Eating Disorders Awareness Week (27th February - 5th March) is an international awareness event, fighting the myths and misunderstandings that surround food related mental illnesses that that affect 1 in 50 people in the UK.
Recovery is possible, is reliant on GPs to spot early warning signs that may have nothing to do with a person’s weight or appearance. Their role is crucial and their responsibility is huge, but the average GP receives less than 2 hours of training on eating disorders throughout their entire medical degree. Often, people with eating disorders don’t get the help they need because GPs just don’t have the right training to diagnose them.
There are many different eating disorders and many people will have heard of Anorexia Nervosa, Binge Eating & Bulimia Nervosa but have you heard of these?:
ARFID - Avoidant restrictive food intake disorder, more commonly known as ARFID, is a condition characterised by the person avoiding certain foods or types of food. They might be very sensitive to the taste, texture, smell, or appearance of certain types of food, or only able to eat foods at a certain temperature. This can lead to sensory-based avoidance or restriction of intake.
They may have had a distressing experience with food, such as choking or vomiting, or experiencing significant abdominal pain. This can cause the person to develop feelings of fear and anxiety around food or eating, and lead to them to avoiding certain foods or textures. Some people may experience more general worries about the consequences of eating that they find hard to put into words, and restrict their intake to what they regard as ‘safe’ foods. Significant levels of fear or worry can lead to avoidance based on concern about the consequences of eating.
Orthorexia - Orthorexia refers to an unhealthy obsession with eating “pure” food. This doesn’t mean that anyone who subscribes to a healthy eating plan or diet is suffering from orthorexia. As with other eating disorders, the eating behaviour involved – “healthy” or “clean” eating in this case – is used to cope with negative thoughts and feelings, or to feel in control. It can also cause physical problems, because someone’s beliefs about what is healthy may lead to them cutting out essential nutrients or whole food groups.
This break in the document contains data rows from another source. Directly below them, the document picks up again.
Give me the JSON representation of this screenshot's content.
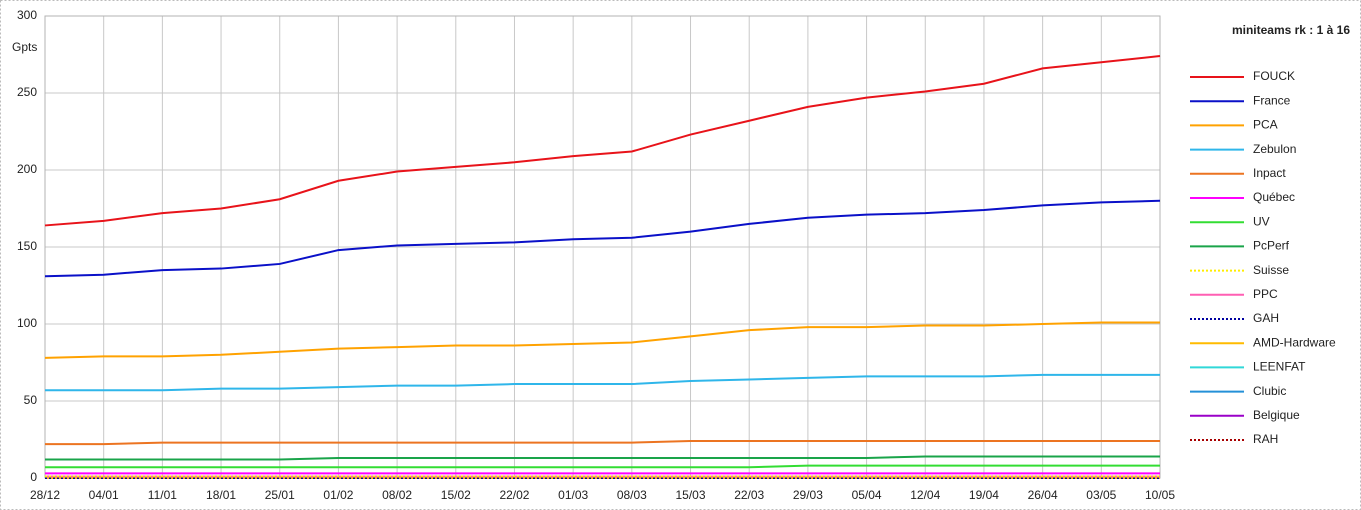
{
  "chart_data": {
    "type": "line",
    "title": "miniteams rk : 1 à 16",
    "y_label": "Gpts",
    "categories": [
      "28/12",
      "04/01",
      "11/01",
      "18/01",
      "25/01",
      "01/02",
      "08/02",
      "15/02",
      "22/02",
      "01/03",
      "08/03",
      "15/03",
      "22/03",
      "29/03",
      "05/04",
      "12/04",
      "19/04",
      "26/04",
      "03/05",
      "10/05"
    ],
    "ylim": [
      0,
      300
    ],
    "yticks": [
      0,
      50,
      100,
      150,
      200,
      250,
      300
    ],
    "grid": true,
    "legend": "right",
    "series": [
      {
        "name": "FOUCK",
        "color": "#e8131a",
        "values": [
          164,
          167,
          172,
          175,
          181,
          193,
          199,
          202,
          205,
          209,
          212,
          223,
          232,
          241,
          247,
          251,
          256,
          266,
          270,
          274
        ]
      },
      {
        "name": "France",
        "color": "#0a10c8",
        "values": [
          131,
          132,
          135,
          136,
          139,
          148,
          151,
          152,
          153,
          155,
          156,
          160,
          165,
          169,
          171,
          172,
          174,
          177,
          179,
          180
        ]
      },
      {
        "name": "PCA",
        "color": "#ffa200",
        "values": [
          78,
          79,
          79,
          80,
          82,
          84,
          85,
          86,
          86,
          87,
          88,
          92,
          96,
          98,
          98,
          99,
          99,
          100,
          101,
          101
        ]
      },
      {
        "name": "Zebulon",
        "color": "#2fb6ea",
        "values": [
          57,
          57,
          57,
          58,
          58,
          59,
          60,
          60,
          61,
          61,
          61,
          63,
          64,
          65,
          66,
          66,
          66,
          67,
          67,
          67
        ]
      },
      {
        "name": "Inpact",
        "color": "#ec7421",
        "values": [
          22,
          22,
          23,
          23,
          23,
          23,
          23,
          23,
          23,
          23,
          23,
          24,
          24,
          24,
          24,
          24,
          24,
          24,
          24,
          24
        ]
      },
      {
        "name": "Québec",
        "color": "#ff00ff",
        "values": [
          3,
          3,
          3,
          3,
          3,
          3,
          3,
          3,
          3,
          3,
          3,
          3,
          3,
          3,
          3,
          3,
          3,
          3,
          3,
          3
        ]
      },
      {
        "name": "UV",
        "color": "#33dd33",
        "values": [
          7,
          7,
          7,
          7,
          7,
          7,
          7,
          7,
          7,
          7,
          7,
          7,
          7,
          8,
          8,
          8,
          8,
          8,
          8,
          8
        ]
      },
      {
        "name": "PcPerf",
        "color": "#1aa44a",
        "values": [
          12,
          12,
          12,
          12,
          12,
          13,
          13,
          13,
          13,
          13,
          13,
          13,
          13,
          13,
          13,
          14,
          14,
          14,
          14,
          14
        ]
      },
      {
        "name": "Suisse",
        "color": "#ffee00",
        "style": "dotted",
        "values": [
          1,
          1,
          1,
          1,
          1,
          1,
          1,
          1,
          1,
          1,
          1,
          1,
          1,
          1,
          1,
          1,
          1,
          1,
          1,
          1
        ]
      },
      {
        "name": "PPC",
        "color": "#ff5fb3",
        "values": [
          1,
          1,
          1,
          1,
          1,
          1,
          1,
          1,
          1,
          1,
          1,
          1,
          1,
          1,
          1,
          1,
          1,
          1,
          1,
          1
        ]
      },
      {
        "name": "GAH",
        "color": "#0000a0",
        "style": "dotted",
        "values": [
          0,
          0,
          0,
          0,
          0,
          0,
          0,
          0,
          0,
          0,
          0,
          0,
          0,
          0,
          0,
          0,
          0,
          0,
          0,
          0
        ]
      },
      {
        "name": "AMD-Hardware",
        "color": "#ffbb00",
        "values": [
          0,
          0,
          0,
          0,
          0,
          0,
          0,
          0,
          0,
          0,
          0,
          0,
          0,
          0,
          0,
          0,
          0,
          0,
          0,
          0
        ]
      },
      {
        "name": "LEENFAT",
        "color": "#30d8d8",
        "values": [
          0,
          0,
          0,
          0,
          0,
          0,
          0,
          0,
          0,
          0,
          0,
          0,
          0,
          0,
          0,
          0,
          0,
          0,
          0,
          0
        ]
      },
      {
        "name": "Clubic",
        "color": "#2490d8",
        "values": [
          0,
          0,
          0,
          0,
          0,
          0,
          0,
          0,
          0,
          0,
          0,
          0,
          0,
          0,
          0,
          0,
          0,
          0,
          0,
          0
        ]
      },
      {
        "name": "Belgique",
        "color": "#9a00c8",
        "values": [
          1,
          1,
          1,
          1,
          1,
          1,
          1,
          1,
          1,
          1,
          1,
          1,
          1,
          1,
          1,
          1,
          1,
          1,
          1,
          1
        ]
      },
      {
        "name": "RAH",
        "color": "#a80000",
        "style": "dotted",
        "values": [
          1,
          1,
          1,
          1,
          1,
          1,
          1,
          1,
          1,
          1,
          1,
          1,
          1,
          1,
          1,
          1,
          1,
          1,
          1,
          1
        ]
      }
    ]
  }
}
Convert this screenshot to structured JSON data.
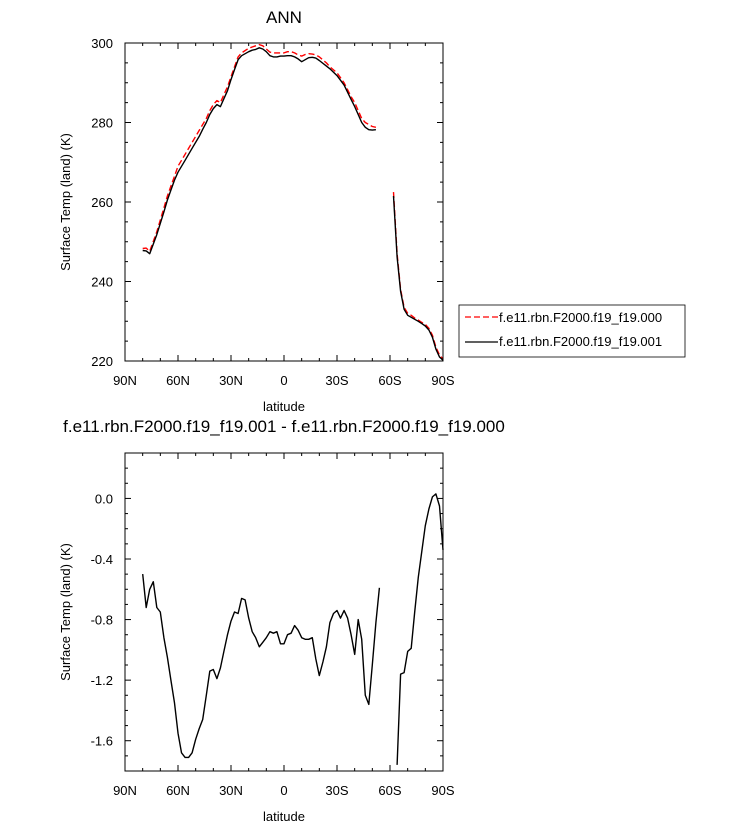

All eating disorders are serious mental illnesses, and should be treated as quickly as possible to give the sufferer the best chance of fully recovering.
Pica - Pica is a feeding disorder in which someone eats non-food substances that have no nutritional value, such as paper, soap, paint, chalk, or ice. For a diagnosis of pica, the behaviour must be present for at least one month, not part of a cultural practice, and developmentally inappropriate – generally, it’s not diagnosed in children under the age of two, as it is common for babies to “mouth” objects, which can lead to them accidentally eating substances that aren’t meant to be eaten. Often, pica is not revealed until medical consequences occur, such as metal toxicity, cracked teeth, or infections.
Rumination Disorder - Rumination disorder is an illness that involves repetitive, habitual bringing up of food that might be partly digested. It often occurs effortlessly and painlessly, and is not associated with nausea or disgust. Rumination disorder can affect anyone at any age.